Professor Fred Ellery, President of the South African Chapter of the International Mire Conservation Group (IMCG), has been elected as an honorary lifelong member in recognition of his contributions in research, teaching and wetland conservation efforts during his career. This honour was conferred on Fred Ellery at the General Assembly of the IMCG in Goni?dz, Poland, where support for his election was unanimous.
Prof Ellery has devoted his working life to understanding wetlands in southern Africa. Mires are a special category of wetland where peat makes up the predominant sedimentary fill. These systems are particularly intriguing in a tropical and subtropical context because the organic matter should decompose given high temperatures that typify our region. The most spectacular peatlands in South Africa occur on the coastal plain of KwaZulu-Natal and the southern Cape, where the oldest known peatland in the world, the Mfabeni Mire, is located.
In receiving this award, Prof Ellery paid tribute to the small but active group that makes up the South African Chapter of the IMCG: “The honour of my election is something that I share with colleagues in the South African Chapter of the IMCG, because of their dedication and hard work in changing the way that we think about, engage with, and treat, these remarkable ecosystems.”
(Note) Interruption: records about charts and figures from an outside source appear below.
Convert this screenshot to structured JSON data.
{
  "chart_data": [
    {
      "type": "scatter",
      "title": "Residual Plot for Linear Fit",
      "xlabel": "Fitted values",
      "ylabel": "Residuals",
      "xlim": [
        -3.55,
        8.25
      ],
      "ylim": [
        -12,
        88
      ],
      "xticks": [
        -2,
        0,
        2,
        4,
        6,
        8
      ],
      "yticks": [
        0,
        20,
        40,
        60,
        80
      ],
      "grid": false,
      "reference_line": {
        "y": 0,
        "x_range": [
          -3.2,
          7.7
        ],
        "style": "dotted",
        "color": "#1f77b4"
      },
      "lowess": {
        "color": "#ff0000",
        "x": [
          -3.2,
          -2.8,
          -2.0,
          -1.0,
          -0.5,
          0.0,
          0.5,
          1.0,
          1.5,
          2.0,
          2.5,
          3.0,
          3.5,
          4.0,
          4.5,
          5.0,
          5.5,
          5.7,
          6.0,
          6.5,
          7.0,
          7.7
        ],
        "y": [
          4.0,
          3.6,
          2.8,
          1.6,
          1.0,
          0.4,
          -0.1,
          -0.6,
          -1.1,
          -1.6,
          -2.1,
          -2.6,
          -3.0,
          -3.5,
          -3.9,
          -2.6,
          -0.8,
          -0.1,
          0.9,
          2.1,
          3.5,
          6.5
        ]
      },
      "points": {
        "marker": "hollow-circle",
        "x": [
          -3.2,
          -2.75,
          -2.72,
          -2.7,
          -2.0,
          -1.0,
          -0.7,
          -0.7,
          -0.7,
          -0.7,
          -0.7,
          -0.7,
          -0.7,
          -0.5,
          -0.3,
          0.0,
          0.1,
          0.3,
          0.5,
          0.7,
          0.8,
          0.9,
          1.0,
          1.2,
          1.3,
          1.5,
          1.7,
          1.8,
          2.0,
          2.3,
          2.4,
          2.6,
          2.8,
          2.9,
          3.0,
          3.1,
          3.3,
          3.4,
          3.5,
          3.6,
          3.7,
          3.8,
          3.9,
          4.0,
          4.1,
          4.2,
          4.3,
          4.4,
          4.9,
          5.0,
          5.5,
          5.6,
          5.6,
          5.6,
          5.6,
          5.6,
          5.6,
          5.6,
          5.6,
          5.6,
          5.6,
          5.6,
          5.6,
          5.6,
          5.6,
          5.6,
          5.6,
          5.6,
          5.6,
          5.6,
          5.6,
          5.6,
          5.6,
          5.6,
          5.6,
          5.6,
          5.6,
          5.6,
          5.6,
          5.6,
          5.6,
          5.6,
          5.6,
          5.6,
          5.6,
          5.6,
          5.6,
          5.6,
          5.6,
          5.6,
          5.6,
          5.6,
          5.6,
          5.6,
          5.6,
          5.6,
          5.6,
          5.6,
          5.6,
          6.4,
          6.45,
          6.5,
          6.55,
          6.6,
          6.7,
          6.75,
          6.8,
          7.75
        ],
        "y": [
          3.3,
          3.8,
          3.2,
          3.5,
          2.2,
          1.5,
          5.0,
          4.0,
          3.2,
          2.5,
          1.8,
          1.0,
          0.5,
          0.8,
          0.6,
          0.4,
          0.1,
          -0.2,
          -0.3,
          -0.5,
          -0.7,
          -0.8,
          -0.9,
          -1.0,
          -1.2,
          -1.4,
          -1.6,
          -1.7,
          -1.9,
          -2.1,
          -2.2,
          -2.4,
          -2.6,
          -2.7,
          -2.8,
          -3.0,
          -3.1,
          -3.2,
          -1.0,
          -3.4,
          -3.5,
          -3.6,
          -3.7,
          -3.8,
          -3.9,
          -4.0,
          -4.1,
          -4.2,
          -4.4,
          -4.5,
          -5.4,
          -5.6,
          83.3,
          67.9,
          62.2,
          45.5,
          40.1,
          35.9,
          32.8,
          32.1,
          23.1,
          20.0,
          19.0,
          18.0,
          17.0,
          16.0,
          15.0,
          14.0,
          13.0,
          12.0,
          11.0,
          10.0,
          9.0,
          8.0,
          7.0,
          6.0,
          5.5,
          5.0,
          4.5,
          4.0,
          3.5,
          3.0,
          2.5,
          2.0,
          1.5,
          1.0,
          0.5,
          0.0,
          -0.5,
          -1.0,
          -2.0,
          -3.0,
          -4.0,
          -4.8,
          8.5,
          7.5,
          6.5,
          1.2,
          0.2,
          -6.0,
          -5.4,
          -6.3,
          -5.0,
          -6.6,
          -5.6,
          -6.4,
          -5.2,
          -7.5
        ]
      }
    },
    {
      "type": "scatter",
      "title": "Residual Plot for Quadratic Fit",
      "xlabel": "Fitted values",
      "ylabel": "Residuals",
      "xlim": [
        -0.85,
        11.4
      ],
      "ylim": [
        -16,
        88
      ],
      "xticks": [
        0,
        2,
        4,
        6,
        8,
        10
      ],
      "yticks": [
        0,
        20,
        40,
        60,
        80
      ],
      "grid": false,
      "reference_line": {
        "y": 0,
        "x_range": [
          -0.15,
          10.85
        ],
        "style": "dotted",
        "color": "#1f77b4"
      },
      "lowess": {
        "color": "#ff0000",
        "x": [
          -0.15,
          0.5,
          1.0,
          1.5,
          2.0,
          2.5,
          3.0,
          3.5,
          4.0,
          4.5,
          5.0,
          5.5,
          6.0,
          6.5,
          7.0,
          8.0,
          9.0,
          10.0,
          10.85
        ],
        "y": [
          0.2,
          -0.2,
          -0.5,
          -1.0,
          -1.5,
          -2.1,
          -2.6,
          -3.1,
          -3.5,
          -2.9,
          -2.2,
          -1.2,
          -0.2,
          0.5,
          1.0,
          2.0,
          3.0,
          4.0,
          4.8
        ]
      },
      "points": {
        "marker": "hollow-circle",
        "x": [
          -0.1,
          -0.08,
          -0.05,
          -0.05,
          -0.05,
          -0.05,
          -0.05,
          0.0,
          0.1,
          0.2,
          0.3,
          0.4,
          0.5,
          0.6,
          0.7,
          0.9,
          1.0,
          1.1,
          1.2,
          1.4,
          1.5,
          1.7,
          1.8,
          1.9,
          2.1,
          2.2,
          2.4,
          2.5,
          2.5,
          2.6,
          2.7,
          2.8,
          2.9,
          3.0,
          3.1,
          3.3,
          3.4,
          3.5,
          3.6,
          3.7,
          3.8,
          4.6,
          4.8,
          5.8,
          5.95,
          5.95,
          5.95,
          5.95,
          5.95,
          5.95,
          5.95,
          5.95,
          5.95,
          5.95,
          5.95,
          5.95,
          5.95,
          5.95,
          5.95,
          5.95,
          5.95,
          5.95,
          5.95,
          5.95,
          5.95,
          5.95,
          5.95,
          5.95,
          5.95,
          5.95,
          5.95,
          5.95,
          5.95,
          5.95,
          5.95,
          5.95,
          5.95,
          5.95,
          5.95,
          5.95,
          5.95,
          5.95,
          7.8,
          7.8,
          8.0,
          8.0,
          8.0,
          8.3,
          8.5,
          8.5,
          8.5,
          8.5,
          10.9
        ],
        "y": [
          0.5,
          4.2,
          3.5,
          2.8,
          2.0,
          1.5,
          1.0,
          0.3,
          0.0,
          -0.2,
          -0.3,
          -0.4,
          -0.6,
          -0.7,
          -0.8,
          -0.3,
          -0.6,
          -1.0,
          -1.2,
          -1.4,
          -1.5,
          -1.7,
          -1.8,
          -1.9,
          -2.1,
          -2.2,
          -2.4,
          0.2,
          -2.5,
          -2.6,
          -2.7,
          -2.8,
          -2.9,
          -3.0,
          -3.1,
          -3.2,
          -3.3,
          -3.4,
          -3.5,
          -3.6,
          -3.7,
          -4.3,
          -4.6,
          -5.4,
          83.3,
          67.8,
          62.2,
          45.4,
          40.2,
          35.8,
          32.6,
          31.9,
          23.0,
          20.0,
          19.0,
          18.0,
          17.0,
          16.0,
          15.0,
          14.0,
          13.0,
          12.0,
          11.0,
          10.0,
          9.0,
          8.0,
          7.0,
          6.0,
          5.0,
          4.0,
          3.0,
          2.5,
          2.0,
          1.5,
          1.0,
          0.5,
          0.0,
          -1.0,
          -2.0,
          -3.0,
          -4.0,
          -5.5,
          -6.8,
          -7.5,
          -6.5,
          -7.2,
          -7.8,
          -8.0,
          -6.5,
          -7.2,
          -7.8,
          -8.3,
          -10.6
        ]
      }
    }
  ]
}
He pointed out that the chapter fights tirelessly to promote the wise use and management of mires, because in a rapidly transforming developing country like South Africa, mires are amongst the first natural features to disappear – especially in a region where water scarcity is a daily reality for many. The destruction of individual mires may provide some local benefits in the short-term, but the negative impacts on downstream users of water resources far outweighs local benefits.
Prof Ellery’s work has increasingly focussed on mires that are linked to coastal floodplains and lakes. In settings where floodplains are aggradational, mires constitute a potentially important carbon sink.
Given the reality of global warming and the urgent need to address this global problem, he has recognised the importance of mire conservation. The peatlands of the Okavango Delta in Botswana, have also been the subject of ongoing work for him, and together with many colleagues, important principles for the sustainable management of this ecosystem have been developed.
There are ongoing questions that are being addressed, and through the new generation of young scientists that is emerging, his hope is to develop the kind of understanding that ensures effective use and management of mires in southern Africa and Africa more generally.